7-OH-flavone is sulfated in the human liver and duodenum, whereas 5-OH-flavone and 3-OH-flavone are potent inhibitors of SULT1A1 activity and 7-OH-flavone sulfation rate

1. The aim of this investigation was to see whether 7-OH-flavone, 5-OH-flavone and 3-OH-flavone, which are present in edible vegetables, fruit and wine, are substrates or inhibitors of human liver and duodenum sulfotransferase. 2. An assay was set up to study the sulfation of 7-OH-flavone, and using this assay, it was observed that 7-OH-flavone was sulfated and the rate of sulfation (mean +/- SD) was 324 +/- 87 pmol min(-1) mg(-1) (liver) and 584 +/- 164 pmol min(-1) mg(-1) (duodenum; P < 0.0001). 3. 7-OH-flavone sulfotransferase followed Michaelis-Menten kinetics and the K-m (mean +/- SD) was 0.2 +/- 0.04 μM (liver) and 1.1 +/- 0.3 μM (duodenum; p = 0.008).
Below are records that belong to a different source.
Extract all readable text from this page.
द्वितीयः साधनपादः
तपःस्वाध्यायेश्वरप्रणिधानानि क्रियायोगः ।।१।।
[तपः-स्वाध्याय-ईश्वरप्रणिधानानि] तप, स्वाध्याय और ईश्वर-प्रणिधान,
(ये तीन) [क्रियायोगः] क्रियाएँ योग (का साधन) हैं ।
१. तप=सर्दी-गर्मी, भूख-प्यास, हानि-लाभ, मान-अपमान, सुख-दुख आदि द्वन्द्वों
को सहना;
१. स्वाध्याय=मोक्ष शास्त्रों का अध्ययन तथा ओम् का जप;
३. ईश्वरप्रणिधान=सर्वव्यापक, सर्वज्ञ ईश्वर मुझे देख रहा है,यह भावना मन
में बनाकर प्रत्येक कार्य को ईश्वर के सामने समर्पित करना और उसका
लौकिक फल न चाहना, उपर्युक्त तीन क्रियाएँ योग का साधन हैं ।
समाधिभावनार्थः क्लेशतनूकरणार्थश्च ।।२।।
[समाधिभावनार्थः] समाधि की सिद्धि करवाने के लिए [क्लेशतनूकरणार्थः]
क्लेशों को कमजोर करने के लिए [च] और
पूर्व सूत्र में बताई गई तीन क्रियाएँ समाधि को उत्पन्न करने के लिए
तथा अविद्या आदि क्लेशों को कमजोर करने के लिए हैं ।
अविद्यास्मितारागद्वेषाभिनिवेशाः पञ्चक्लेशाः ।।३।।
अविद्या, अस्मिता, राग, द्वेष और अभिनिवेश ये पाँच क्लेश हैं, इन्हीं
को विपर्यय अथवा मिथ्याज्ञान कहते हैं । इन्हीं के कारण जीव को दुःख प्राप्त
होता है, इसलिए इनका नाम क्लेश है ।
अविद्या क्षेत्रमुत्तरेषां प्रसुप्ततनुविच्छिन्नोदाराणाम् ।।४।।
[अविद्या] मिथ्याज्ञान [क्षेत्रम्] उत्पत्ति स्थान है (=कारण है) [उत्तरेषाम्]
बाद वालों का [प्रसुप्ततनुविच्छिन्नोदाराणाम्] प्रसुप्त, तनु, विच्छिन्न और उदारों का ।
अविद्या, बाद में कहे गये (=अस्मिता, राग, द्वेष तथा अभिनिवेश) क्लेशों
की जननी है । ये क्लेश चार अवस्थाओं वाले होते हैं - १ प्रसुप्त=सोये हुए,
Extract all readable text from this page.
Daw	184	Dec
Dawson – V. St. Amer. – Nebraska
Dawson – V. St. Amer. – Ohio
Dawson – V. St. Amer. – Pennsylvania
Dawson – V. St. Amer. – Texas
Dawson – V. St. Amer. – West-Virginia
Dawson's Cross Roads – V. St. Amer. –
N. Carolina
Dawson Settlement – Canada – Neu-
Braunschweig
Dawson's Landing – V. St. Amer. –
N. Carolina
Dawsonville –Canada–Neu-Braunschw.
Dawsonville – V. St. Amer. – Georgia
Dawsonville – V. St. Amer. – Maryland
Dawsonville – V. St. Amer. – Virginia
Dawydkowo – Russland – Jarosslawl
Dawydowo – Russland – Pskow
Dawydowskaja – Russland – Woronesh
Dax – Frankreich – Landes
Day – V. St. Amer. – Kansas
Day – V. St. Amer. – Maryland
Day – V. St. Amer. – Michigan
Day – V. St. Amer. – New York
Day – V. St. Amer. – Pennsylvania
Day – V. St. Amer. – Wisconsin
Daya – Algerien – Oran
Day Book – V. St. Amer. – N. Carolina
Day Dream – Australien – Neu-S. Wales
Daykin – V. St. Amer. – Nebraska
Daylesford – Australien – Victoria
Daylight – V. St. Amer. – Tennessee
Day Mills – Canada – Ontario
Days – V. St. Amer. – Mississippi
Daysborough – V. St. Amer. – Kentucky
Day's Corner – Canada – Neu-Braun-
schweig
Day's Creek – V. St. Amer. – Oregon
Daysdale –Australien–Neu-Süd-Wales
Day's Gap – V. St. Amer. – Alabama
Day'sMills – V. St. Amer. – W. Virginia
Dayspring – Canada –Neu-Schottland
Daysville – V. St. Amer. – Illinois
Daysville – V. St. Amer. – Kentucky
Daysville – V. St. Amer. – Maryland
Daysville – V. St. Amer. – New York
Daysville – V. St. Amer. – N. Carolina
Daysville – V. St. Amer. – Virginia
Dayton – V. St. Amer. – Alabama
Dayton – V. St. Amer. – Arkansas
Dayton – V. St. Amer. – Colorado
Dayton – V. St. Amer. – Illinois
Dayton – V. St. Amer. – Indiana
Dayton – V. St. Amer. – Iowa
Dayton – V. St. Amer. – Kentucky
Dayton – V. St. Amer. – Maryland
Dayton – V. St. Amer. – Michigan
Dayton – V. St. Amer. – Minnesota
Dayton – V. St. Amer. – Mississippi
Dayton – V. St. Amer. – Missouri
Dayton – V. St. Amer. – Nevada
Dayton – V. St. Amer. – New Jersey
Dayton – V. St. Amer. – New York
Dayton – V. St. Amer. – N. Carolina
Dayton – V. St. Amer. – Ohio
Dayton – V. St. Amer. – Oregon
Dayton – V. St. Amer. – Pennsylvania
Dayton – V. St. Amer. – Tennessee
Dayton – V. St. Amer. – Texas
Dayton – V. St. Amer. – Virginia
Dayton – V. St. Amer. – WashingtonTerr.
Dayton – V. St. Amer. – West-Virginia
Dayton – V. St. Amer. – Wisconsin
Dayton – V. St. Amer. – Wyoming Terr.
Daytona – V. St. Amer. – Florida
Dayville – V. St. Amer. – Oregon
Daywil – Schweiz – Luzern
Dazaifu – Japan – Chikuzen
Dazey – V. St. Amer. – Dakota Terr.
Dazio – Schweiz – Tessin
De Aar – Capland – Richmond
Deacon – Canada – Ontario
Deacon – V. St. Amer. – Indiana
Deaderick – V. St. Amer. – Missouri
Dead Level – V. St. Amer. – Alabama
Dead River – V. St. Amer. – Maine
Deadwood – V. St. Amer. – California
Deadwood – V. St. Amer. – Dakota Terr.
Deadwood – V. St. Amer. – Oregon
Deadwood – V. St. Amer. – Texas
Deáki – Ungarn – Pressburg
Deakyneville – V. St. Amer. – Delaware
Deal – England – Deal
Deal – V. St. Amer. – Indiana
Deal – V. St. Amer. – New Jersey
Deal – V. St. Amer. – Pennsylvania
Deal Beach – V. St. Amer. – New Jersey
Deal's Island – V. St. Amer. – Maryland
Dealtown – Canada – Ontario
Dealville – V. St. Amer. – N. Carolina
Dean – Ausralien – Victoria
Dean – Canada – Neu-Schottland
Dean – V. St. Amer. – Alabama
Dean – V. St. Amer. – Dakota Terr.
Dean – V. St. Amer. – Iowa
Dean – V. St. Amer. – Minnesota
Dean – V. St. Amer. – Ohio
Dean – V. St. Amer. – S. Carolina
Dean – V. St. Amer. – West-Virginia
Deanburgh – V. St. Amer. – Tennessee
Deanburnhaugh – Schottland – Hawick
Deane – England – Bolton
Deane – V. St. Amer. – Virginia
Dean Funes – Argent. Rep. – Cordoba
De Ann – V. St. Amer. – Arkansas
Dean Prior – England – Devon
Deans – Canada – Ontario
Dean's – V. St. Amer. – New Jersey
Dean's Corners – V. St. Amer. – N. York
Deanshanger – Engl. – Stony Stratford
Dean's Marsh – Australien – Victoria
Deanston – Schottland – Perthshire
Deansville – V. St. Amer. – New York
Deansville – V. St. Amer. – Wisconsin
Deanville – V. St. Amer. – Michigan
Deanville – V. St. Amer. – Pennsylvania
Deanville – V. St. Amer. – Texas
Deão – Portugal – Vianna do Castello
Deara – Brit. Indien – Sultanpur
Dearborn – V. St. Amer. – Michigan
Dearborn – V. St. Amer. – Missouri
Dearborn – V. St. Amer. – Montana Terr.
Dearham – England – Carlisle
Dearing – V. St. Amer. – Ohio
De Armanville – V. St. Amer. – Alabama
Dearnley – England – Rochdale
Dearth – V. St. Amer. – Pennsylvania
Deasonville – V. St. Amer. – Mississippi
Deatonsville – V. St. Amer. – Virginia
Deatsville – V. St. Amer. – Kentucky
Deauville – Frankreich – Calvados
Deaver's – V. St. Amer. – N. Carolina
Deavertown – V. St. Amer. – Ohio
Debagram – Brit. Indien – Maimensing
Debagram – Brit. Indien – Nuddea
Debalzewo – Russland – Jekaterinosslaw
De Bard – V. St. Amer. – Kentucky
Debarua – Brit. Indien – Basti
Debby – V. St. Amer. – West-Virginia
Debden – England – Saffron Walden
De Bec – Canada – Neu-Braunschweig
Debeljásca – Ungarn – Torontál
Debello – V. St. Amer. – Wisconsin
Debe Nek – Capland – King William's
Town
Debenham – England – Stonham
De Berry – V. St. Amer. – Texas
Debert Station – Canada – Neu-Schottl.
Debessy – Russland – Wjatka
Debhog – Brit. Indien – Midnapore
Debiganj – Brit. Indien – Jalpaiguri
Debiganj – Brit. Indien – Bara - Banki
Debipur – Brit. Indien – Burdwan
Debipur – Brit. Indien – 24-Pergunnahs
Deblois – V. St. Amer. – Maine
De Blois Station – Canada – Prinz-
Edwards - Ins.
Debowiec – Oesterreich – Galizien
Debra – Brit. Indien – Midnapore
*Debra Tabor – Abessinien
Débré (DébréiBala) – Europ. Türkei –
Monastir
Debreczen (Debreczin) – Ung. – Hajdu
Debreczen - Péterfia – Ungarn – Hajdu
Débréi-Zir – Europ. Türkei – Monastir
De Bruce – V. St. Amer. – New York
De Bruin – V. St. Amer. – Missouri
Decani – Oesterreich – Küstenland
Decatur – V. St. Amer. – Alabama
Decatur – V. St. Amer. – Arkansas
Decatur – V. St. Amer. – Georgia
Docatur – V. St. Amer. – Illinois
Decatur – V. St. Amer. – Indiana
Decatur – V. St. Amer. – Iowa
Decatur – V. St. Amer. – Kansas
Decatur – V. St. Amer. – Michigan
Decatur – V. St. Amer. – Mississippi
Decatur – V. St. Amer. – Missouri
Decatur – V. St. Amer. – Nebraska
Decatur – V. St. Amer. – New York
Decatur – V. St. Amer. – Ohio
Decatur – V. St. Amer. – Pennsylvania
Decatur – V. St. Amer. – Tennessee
V-max (mean +/- SD) was 392 +/- 134 pmol min(-1) mg(-1) (liver) and 815 +/- 233 pmol min(-1) mg(-1), (duodenum; p = 0.016). 4. 5-OH-flavone and 3-OH-flavone were not sulfated and were inhibitors of human liver and duodenum SULT1A1 activity and 7-OH-flavone sulfation rate. 5. The IC50 of 5-OH-flavone for SULT1A1 was 0.3 +/- 0.06 μM (liver) and 0.3 +/- 0.1 μM (duodenum; n.s.) and those of 3-OH-flavone were 1.0 +/- 0.1 μM (liver) and 1.6 +/- 0.03 μM (duodenum; p = 0.0006). 6. There was inhibition of 7-OH-flavone sulfation rate by 5-OH-flavone and 3-OH-flavone. The IC50 of 5-OH-flavone for the sulfation rate of 7-OH-flavone was 3.5 +/- 0.5 μM (liver) and 69 +/- 18 μM (duodenum; p < 0.0001) and for 3-OH-flavone it was 18 +/- 3.4 muM (liver) and 213 +/- 47 muM (duodenum; p < 0.0001). 7. The position of the hydroxy group confers to the molecules of OH-flavones the quality of substrate or inhibitor of sulfotransferase.